The Spring Symphony was Schumann's first attempt to compose an extensive musical work. It was written in early 1841, just five months after his marriage to Clara Wieck. She encouraged him to expand beyond the safe area of short chamber music works - such as songs and piano works - into compositions better suited to concert halls and capable of securing him some income.
After just four days of feverish work, from 23 to 27 January, he had planned the entire symphony. He started the score the next day and wrote all the parts for a full orchestra in a month. He completed the deal on February 20th and named it "Spring" to commemorate the time he had just raised.

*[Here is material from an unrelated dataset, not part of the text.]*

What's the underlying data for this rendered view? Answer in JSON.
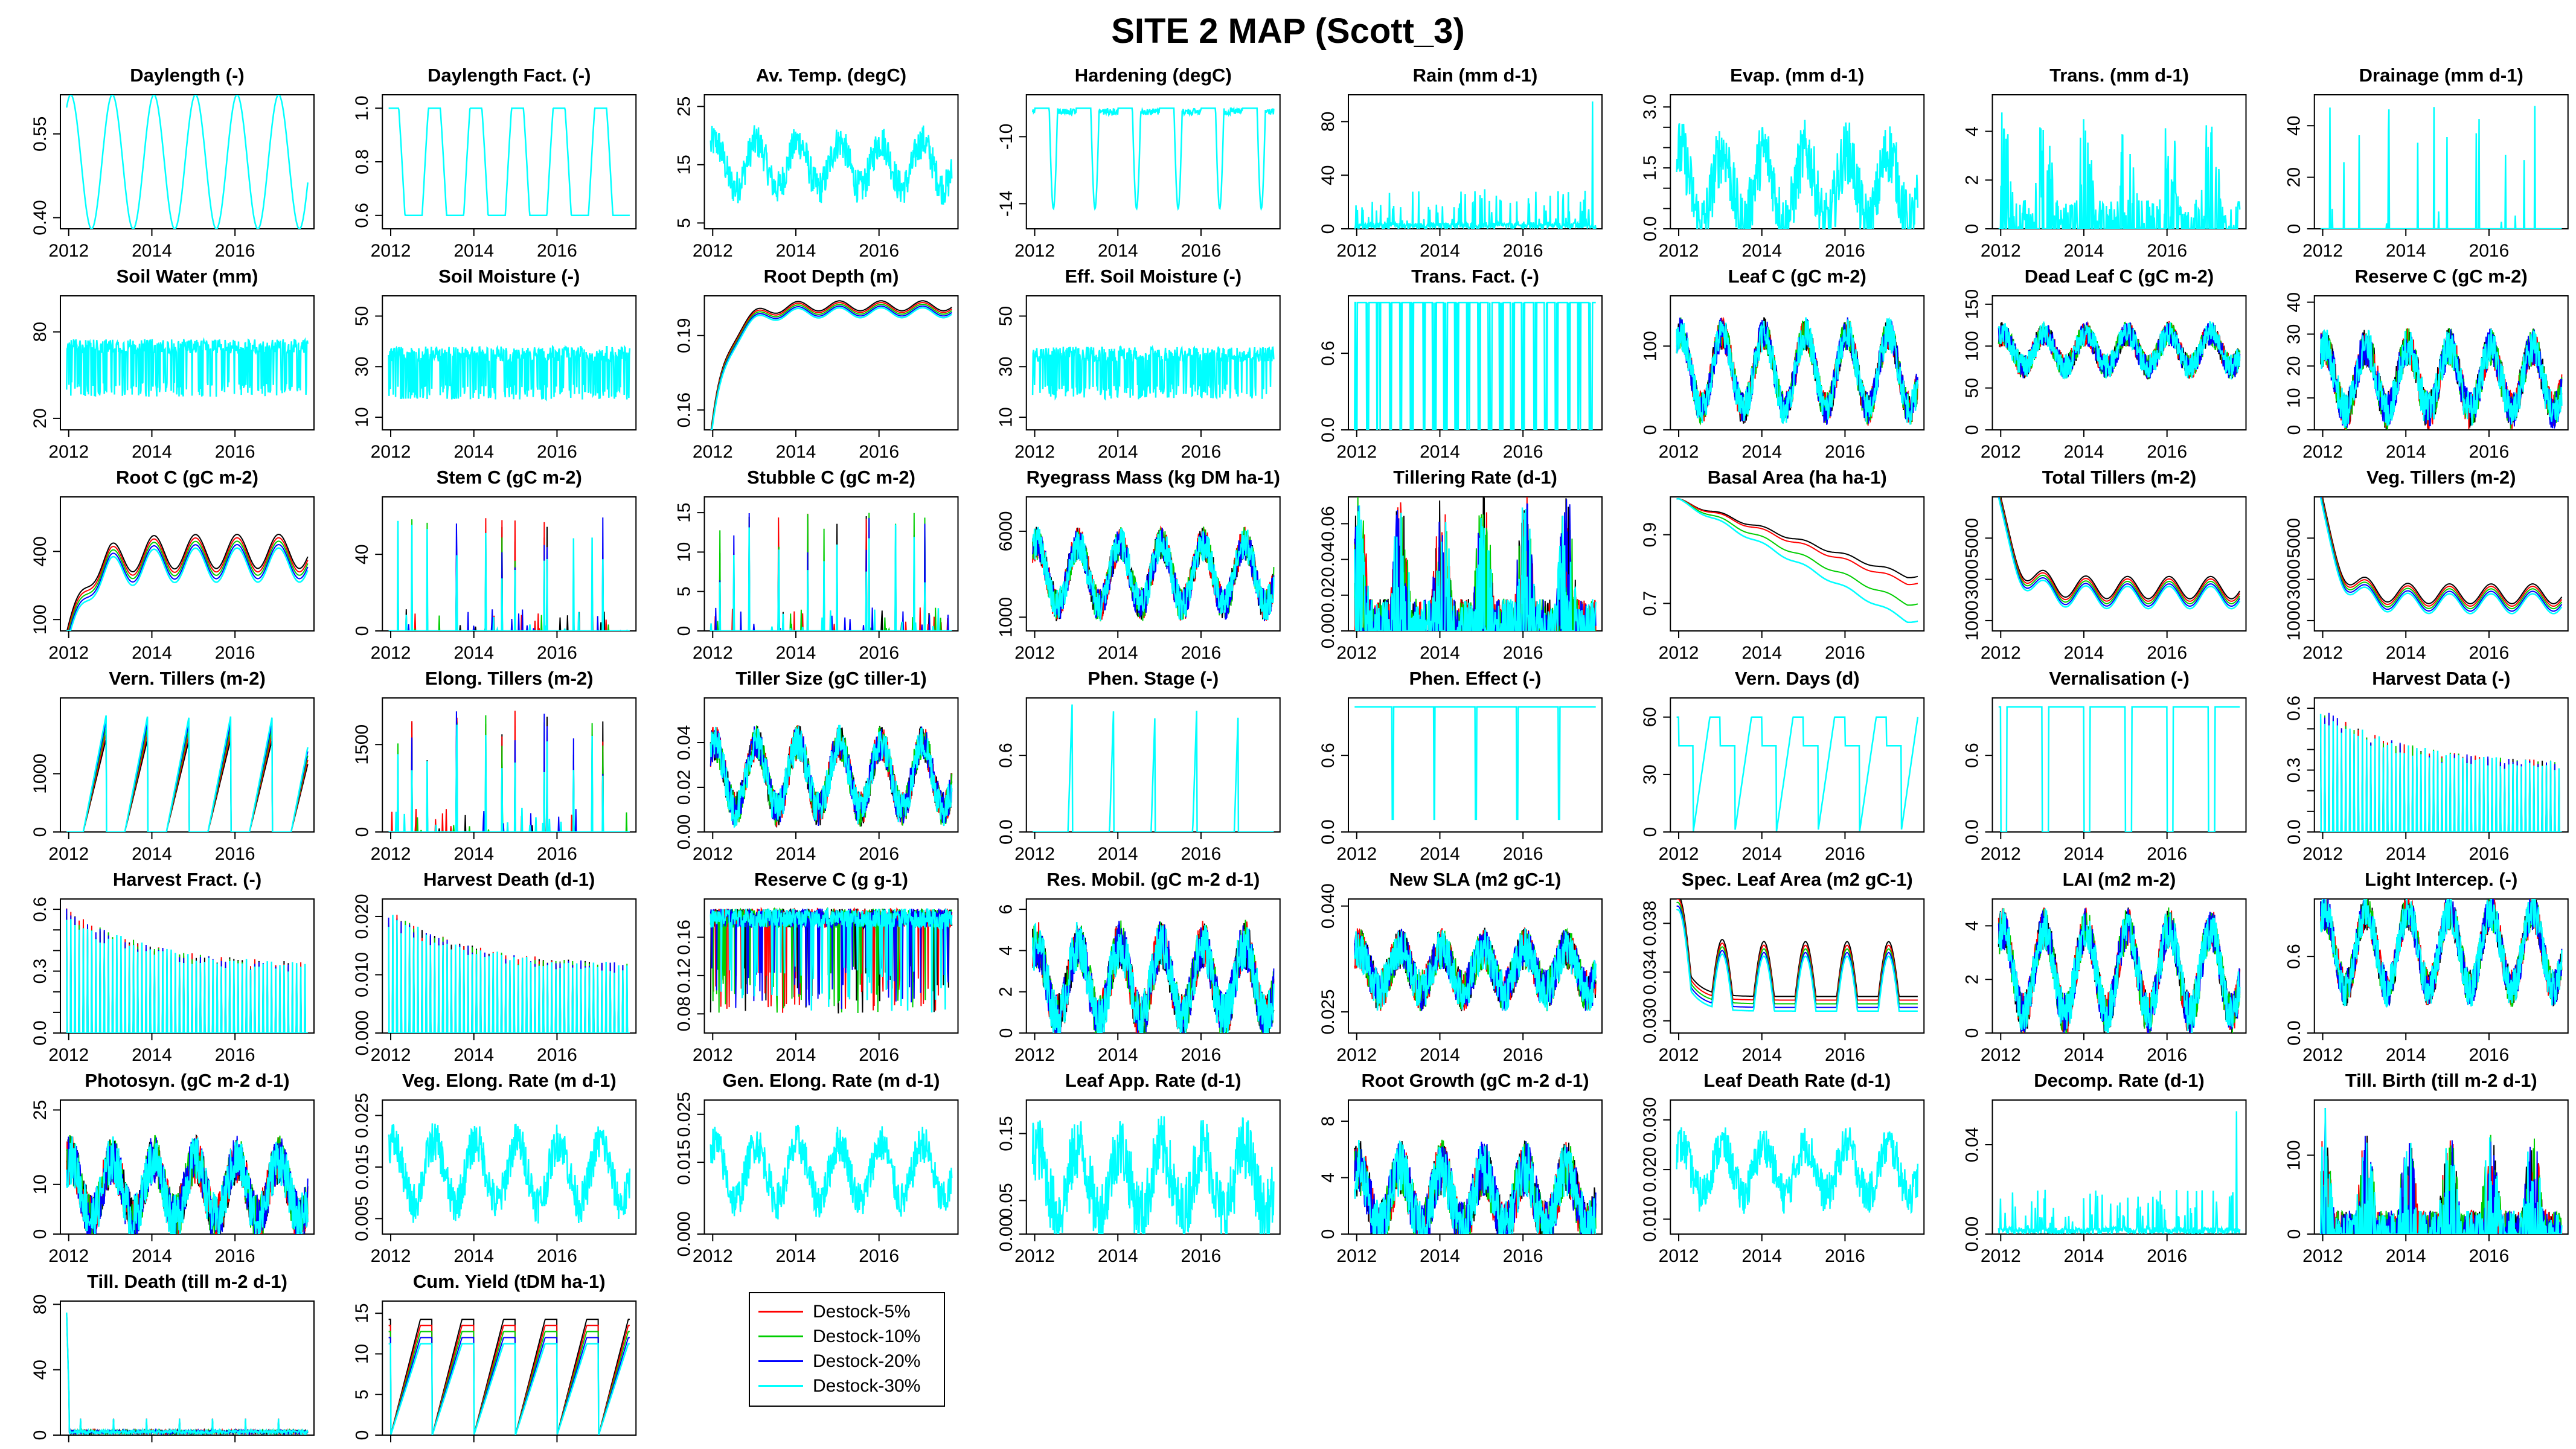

A month later, on March 31, 1841, it premiered in Leipzig with Felix Mendelssohn as a conductor.

The symphony is overflowing with a joyous alertness, a happy sense of life that rarely relaxes, from the inaugural fanfare of the bronze winds of the first part, to the carefree finale of the fourth last part.

The whole project runs through a prosperity of energy. Schumann captures the restlessness of new life - the young leaves triumph in the strong March wind and the creatures of nature, rested after hibernation, rush to meet their reborn world.

The work is full of surprises, from unusual instruments, such as the triangle in the first part, which had never been heard in concerts before, from sudden changes of mood, to the most unexpected moments. The light dance music of the first part is suspended for a while by an introverted melody, warning of the dangers of Spring, to immediately meet its dizzying rhythm. When the music calms down preparing for a peaceful and thoughtful finale, it suddenly regains its intensity and returns to the original happy rhythms.

The second and third part are echoed by the style of Schumann's songs and pianistic compositions. Largetto is slow with idyllic endings, while Scherzo, nicknamed "happy companions" given by the composer himself, creates a convincing impression of a rustic dance.

The symphony is not just a presentation of rural life, but rather an expression of the feelings presented by daily life. What remains as an overall impression is triumph and pure happiness.